Fiction, Science Fiction

Now we delve into the distant history of the Dune series. Thousands of years before the events in Dune, the battle is on to rid humanity of the rule of thinking machines. Of course, the battle isn't always on; a stalemate of sorts has developed between the Synchronized Worlds ruled by the computer Omnius and the League of Nobles planets; the latter are tired of war and feel that accomodations can be reached. Serena Butler does not believe that humanity can co-exist with the machines, and her abduction at their hands only proves her point.
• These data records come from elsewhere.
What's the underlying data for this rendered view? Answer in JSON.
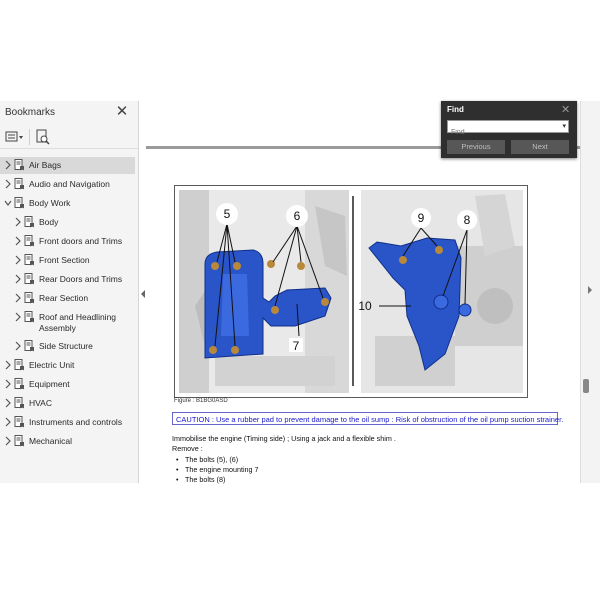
{
  "sidebar": {
    "title": "Bookmarks",
    "items": [
      {
        "label": "Air Bags",
        "level": 0,
        "expanded": false,
        "selected": true
      },
      {
        "label": "Audio and Navigation",
        "level": 0,
        "expanded": false
      },
      {
        "label": "Body Work",
        "level": 0,
        "expanded": true
      },
      {
        "label": "Body",
        "level": 1,
        "expanded": false
      },
      {
        "label": "Front doors and Trims",
        "level": 1,
        "expanded": false
      },
      {
        "label": "Front Section",
        "level": 1,
        "expanded": false
      },
      {
        "label": "Rear Doors and Trims",
        "level": 1,
        "expanded": false
      },
      {
        "label": "Rear Section",
        "level": 1,
        "expanded": false
      },
      {
        "label": "Roof and Headlining Assembly",
        "level": 1,
        "expanded": false
      },
      {
        "label": "Side Structure",
        "level": 1,
        "expanded": false
      },
      {
        "label": "Electric Unit",
        "level": 0,
        "expanded": false
      },
      {
        "label": "Equipment",
        "level": 0,
        "expanded": false
      },
      {
        "label": "HVAC",
        "level": 0,
        "expanded": false
      },
      {
        "label": "Instruments and controls",
        "level": 0,
        "expanded": false
      },
      {
        "label": "Mechanical",
        "level": 0,
        "expanded": false
      }
    ]
  },
  "figure": {
    "callouts_left": [
      "5",
      "6",
      "7"
    ],
    "callouts_right": [
      "9",
      "8",
      "10"
    ],
    "caption": "Figure : B1BG0ASD"
  },
  "document": {
    "caution": "CAUTION : Use a rubber pad to prevent damage to the oil sump : Risk of obstruction of the oil pump suction strainer.",
    "intro": "Immobilise the engine (Timing side) ; Using a jack and a flexible shim .",
    "remove_label": "Remove :",
    "bullets": [
      "The bolts (5), (6)",
      "The engine mounting 7",
      "The bolts (8)"
    ]
  },
  "find": {
    "title": "Find",
    "placeholder": "Find",
    "previous": "Previous",
    "next": "Next"
  },
  "colors": {
    "part_blue": "#2a55c8",
    "caution_text": "#1a1acc",
    "selected_row": "#d9d9d9"
  }
}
While she is learning about the levels of perfidy that her robot masters can create, we are learning things about the League Worlds that show that Herbert and Anderson are not going to let us choose good guys quite so easily. Slavery is well established on League Worlds, with all its attendant ills; its primary victims are the Zensunni and Zenshiite pacifists, who then attempt to cripple the war efforts. (Their religion does, indeed, feature a Buddhallah, and is contrasted with a Novachristianity.) Of course, this then causes the soldiers to curse the 'sub-humans' who don't want to win their freedom from the machines. They never question the fact that these people are already enslaved and perhaps cannot see beyond that.
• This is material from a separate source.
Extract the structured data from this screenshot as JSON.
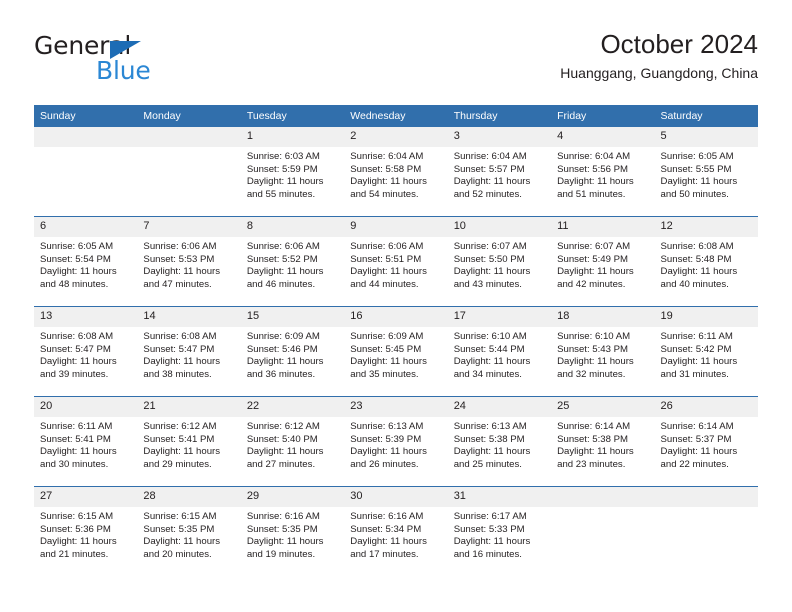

We meet many new characters in these novels, including some who have been hinted at in the Frank Herbert Dune novels. Norma Cenva is a reclusive genius who is easily exploited by Tio Holtzmann, creator of the shields which feature so prominently; Aurelius Venport is her mother's lover, and the one who will eventually see her true potential. Vorian Atreides is the son of one of the cymek rulers; his interactions with Serena Butler set the stage for the explosive jihad that takes place in her name.